• Catch-22 by Joseph Heller

    Joseph Heller (1923-1999)
          Born in Brooklyn.
          Served as Air Force bombardier in WWII.
          Wrote Catch-22 while working at a New York City marketing firm.
          Died of a heart attack.
    Catch-22 (1961)
    “A concern for one’s own safety in the face of dangers that were real and immediate was the process of a rational mind. Orr was crazy and could be grounded. All he had to do was ask; and as soon as he did, he would no longer be crazy and would have to fly more missions. Orr would be crazy to fly more missions and sane if he didn’t, but if he was sane he would have to fly them. If he flew them he was crazy and didn’t have to; but if he didn't want to he was sane and had to.”
          Yossarian, a bombardier in WWII is dissatisfied with a war that seems to cause him nightmares, and disappointed in his friends who fail to see the war for the inhuman act it is and insist on valorizing it.
          He tries to escape war by faking fakes many illnesses until he realizes that insanity is the only way to be discharged from the military.

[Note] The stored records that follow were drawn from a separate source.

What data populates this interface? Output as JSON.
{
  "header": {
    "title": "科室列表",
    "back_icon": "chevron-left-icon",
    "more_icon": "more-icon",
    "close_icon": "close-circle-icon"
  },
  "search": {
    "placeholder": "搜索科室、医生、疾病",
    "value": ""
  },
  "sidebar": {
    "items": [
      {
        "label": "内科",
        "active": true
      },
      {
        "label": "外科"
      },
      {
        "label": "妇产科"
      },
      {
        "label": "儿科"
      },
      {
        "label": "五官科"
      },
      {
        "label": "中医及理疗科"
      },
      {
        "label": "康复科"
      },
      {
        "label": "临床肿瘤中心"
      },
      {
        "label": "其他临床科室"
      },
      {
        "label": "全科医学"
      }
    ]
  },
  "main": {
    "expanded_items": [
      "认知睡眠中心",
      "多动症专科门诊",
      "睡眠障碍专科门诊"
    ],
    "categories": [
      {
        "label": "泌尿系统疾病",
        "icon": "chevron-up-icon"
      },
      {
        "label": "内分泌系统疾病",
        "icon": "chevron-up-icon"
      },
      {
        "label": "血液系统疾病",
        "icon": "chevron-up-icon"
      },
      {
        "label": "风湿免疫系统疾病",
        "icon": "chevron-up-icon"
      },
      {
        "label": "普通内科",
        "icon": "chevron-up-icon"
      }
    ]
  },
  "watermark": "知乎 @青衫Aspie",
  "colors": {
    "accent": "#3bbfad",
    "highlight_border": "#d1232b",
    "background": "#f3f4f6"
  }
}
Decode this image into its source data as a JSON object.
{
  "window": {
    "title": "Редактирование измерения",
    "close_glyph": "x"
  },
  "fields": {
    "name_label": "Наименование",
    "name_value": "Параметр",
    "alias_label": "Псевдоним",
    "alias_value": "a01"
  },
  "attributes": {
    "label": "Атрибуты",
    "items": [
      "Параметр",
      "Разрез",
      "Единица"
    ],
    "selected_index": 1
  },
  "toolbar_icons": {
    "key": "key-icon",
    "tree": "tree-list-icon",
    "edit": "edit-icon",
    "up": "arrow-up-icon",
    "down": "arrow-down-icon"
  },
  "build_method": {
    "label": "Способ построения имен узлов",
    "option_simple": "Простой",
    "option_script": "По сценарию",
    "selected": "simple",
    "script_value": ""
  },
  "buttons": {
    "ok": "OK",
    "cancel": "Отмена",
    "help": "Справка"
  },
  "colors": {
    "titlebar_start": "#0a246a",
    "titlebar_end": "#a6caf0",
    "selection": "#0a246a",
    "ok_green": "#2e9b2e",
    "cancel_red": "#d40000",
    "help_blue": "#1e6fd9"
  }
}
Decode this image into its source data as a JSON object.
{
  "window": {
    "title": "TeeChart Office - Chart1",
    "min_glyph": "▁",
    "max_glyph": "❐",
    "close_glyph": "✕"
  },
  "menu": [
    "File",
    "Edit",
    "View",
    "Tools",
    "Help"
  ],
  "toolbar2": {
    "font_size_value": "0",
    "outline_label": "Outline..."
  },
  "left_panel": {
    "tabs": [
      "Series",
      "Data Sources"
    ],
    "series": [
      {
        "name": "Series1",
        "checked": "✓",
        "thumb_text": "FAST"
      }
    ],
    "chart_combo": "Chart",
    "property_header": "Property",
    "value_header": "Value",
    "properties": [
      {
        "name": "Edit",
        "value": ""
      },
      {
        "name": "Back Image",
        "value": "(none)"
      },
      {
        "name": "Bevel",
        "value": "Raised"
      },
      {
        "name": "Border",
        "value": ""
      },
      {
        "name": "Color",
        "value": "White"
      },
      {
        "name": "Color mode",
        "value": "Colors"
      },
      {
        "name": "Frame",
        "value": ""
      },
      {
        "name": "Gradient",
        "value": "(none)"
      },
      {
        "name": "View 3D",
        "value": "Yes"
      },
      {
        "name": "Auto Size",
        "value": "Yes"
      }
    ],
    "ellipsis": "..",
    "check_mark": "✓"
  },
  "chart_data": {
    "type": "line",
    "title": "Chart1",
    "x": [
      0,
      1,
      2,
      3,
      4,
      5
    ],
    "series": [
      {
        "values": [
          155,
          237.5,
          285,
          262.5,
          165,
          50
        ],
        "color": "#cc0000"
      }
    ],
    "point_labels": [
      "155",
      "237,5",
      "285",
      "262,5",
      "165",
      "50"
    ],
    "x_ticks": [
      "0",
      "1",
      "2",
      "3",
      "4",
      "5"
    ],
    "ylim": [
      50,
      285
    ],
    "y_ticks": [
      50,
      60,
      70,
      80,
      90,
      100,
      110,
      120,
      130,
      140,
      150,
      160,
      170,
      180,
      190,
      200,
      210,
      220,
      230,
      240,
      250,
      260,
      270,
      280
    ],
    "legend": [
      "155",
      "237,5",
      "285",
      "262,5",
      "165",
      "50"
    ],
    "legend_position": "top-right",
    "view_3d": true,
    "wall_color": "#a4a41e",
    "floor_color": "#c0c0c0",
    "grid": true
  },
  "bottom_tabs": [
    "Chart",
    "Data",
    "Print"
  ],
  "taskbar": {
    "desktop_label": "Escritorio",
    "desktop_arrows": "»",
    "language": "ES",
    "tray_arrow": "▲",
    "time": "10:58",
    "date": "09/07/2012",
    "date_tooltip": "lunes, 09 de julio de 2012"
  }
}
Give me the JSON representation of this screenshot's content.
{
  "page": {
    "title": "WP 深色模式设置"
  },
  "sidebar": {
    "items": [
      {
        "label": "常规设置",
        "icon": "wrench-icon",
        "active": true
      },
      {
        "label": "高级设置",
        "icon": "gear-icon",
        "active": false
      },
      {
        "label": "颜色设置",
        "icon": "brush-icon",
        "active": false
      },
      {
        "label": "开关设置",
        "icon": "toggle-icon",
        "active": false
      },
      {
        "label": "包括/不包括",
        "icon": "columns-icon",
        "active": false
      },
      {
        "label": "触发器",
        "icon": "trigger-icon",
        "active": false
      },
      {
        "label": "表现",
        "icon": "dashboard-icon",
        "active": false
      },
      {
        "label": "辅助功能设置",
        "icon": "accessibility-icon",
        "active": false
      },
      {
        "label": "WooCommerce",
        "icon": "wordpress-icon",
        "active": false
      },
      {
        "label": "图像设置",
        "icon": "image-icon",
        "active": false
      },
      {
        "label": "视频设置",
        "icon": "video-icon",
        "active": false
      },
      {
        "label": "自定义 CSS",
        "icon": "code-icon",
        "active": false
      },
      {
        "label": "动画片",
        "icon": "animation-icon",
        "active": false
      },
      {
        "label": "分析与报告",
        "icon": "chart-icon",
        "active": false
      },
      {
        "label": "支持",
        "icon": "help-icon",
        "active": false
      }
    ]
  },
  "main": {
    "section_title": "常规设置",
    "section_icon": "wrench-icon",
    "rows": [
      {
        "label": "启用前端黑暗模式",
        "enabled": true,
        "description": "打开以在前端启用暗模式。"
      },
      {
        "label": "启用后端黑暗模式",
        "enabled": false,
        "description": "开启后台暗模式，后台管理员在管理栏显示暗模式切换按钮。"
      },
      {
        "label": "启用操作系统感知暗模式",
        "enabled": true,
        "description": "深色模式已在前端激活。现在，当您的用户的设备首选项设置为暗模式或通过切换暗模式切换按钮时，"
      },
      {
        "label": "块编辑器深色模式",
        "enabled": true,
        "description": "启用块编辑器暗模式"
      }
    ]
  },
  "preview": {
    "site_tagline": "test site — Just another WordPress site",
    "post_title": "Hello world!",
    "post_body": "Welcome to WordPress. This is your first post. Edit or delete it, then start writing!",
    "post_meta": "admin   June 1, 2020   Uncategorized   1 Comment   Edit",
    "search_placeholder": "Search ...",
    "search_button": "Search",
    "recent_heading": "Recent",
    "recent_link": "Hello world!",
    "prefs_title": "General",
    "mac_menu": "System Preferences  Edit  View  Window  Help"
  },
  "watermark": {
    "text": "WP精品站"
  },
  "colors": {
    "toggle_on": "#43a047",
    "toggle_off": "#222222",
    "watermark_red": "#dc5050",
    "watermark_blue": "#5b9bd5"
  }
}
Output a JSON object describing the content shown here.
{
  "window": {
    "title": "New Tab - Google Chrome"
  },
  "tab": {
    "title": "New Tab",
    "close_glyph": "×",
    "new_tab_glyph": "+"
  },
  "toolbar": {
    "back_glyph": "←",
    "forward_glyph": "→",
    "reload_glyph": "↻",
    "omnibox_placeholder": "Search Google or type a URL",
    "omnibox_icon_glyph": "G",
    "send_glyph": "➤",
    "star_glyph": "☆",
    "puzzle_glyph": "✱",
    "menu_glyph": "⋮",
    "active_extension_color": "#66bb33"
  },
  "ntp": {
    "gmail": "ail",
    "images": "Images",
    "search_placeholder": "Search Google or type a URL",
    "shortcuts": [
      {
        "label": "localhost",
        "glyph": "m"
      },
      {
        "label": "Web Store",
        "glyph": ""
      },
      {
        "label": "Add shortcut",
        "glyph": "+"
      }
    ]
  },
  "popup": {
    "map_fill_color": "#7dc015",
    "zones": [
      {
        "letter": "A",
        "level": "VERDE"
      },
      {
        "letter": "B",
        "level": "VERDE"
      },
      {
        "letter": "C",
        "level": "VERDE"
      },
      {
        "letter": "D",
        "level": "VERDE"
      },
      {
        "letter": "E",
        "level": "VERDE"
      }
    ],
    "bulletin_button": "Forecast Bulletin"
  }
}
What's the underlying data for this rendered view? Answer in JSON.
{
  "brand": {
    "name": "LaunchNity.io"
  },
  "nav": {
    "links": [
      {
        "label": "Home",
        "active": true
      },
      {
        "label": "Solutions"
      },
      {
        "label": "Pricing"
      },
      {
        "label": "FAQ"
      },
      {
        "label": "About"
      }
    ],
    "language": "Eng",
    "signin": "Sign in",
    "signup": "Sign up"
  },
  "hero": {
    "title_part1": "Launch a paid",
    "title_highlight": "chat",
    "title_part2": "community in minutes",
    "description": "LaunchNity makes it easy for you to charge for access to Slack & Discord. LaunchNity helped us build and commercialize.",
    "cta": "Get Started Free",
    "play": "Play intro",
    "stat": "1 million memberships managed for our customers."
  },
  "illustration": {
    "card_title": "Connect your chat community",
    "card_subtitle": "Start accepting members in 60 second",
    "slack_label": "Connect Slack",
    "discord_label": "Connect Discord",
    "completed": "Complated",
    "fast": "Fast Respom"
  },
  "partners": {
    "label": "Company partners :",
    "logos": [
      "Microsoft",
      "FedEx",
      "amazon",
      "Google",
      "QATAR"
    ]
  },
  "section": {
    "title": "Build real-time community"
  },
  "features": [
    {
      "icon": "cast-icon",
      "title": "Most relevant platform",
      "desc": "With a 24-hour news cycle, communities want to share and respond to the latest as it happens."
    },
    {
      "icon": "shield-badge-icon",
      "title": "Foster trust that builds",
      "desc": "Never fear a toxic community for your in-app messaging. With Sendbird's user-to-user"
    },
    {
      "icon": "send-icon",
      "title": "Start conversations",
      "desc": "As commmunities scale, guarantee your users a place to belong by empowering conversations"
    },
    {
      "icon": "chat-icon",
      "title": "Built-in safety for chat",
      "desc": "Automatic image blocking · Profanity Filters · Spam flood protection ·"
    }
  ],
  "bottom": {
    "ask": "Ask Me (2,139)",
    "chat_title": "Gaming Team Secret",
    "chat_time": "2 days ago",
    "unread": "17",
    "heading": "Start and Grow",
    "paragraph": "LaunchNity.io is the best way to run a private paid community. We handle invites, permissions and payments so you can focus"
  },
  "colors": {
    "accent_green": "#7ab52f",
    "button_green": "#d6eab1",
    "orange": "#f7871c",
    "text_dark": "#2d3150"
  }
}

          Now the catch-22 is that by claiming to be insane, Yossarian has proven to be sane as only a sane person would claim insanity to avoid war. (Thus catch-22 refers to any paradoxical reasoning that catches the victim in its illogic and serves the law makers)
          Arrested for walking the street of Rome without a permit, Yossarian is told he can escape a court-martial and allowed to go home on an honorable discharge if he shows support for a policy that increases the number of flights each squadron takes.
          Tempted by the offer, Yossarian refuses to endanger other men’s lives so chooses to desert the army, this rejecting the rule of Catch-22 and choosing to control his own life.
          Anti-romantic war novel that uses humor to convey the insanity of war.
          Representative of the revolutionary spirit of the 60s and 70s as it questions authority (Hippies, civil rights movement, university protests), replacing visions of glory and honor with a nightmarish comedy of violence, bureaucracy and madness. (Accepted after the Vietnam war, but still a shock around WWII)
          The power of bureaucracy is criticized as an impersonal control over men’s lives and one that refuses to listen to reason.